When asked what affect his beliefs would have on gay consumers be Barilla responded, “Well, if they like our pasta and our message they will eat it; if they don’t like it and they don’t like what we say they will … eat another.”

Gay activists in Italy have launched a boycott of the pasta maker, according to reports.

“Accepting the invitation of Barilla’s owner to not eat his pasta, we are launching a boycott campaign against all his products,” Aurelio Mancuso, chairman of Equality Italia, said according to The Guardian.

Thursday Barilla apologized for his comments.

“I’m sorry if my comments on La Zanzara have created misunderstanding or polemic, or if I’ve offended anyone. In the interview I only wanted to underline the central role of the woman in the family,” he said, according to The Independent.

While Barilla has walked back his words, people are still angry.

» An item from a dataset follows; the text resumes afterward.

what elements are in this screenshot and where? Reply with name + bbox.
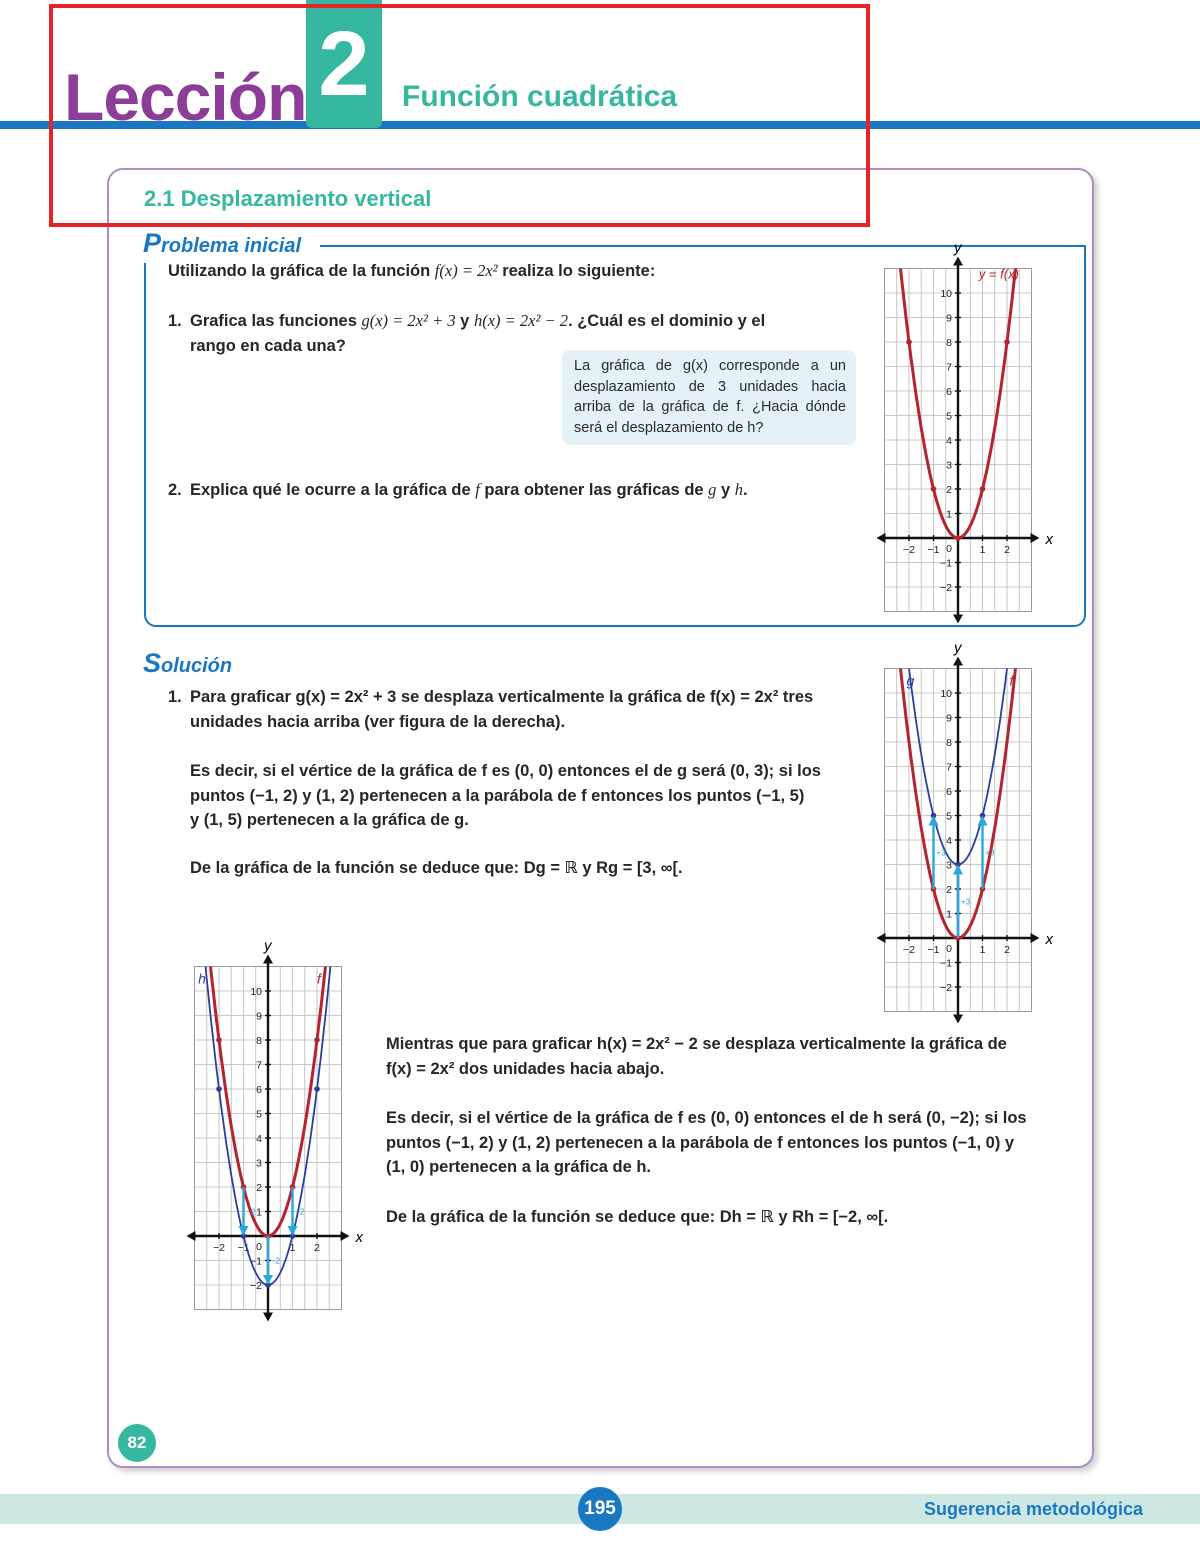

“It’s depressing that a businessman used to working and travelling around the world should say what Guido Barilla had said. I certainly won’t be buying his products any more,” The Independent quoted Ivan Scalfarotto, a member of Italy’s parliament.

Thursday, the LGBT group Freedom to Work, in America, called on the company to adopt an equal employment opportunity policy that includes LGBT people.

“If Barilla is serious about including LGBT people at the dinner table, they should also give LGBT employees a fair shot to contribute in the workplace,” Tico Almeida, founder and president of Freedom to Work, said in a statement.

To be sure, Barilla is not without supporters, according to ANSA English.

“Solidarity with Guido Barilla (amid these) attacks on civil liberties,” ANSA quoted Maria Rita Munizzi, president of the Italian Parents Movement. “We appreciate the choice to showcase his products with the natural family”

Barilla is not the first food company to come under fire for comments its head made about the gay community.

Last summer Chick-Fil-A faced a boycott from LGBT activists who were angered by Chick-Fil-A president Dan Cathy’s comments about gay marriage.

According to The Independent, Barilla represents about half of the Italian pasta market and a quarter of the American market.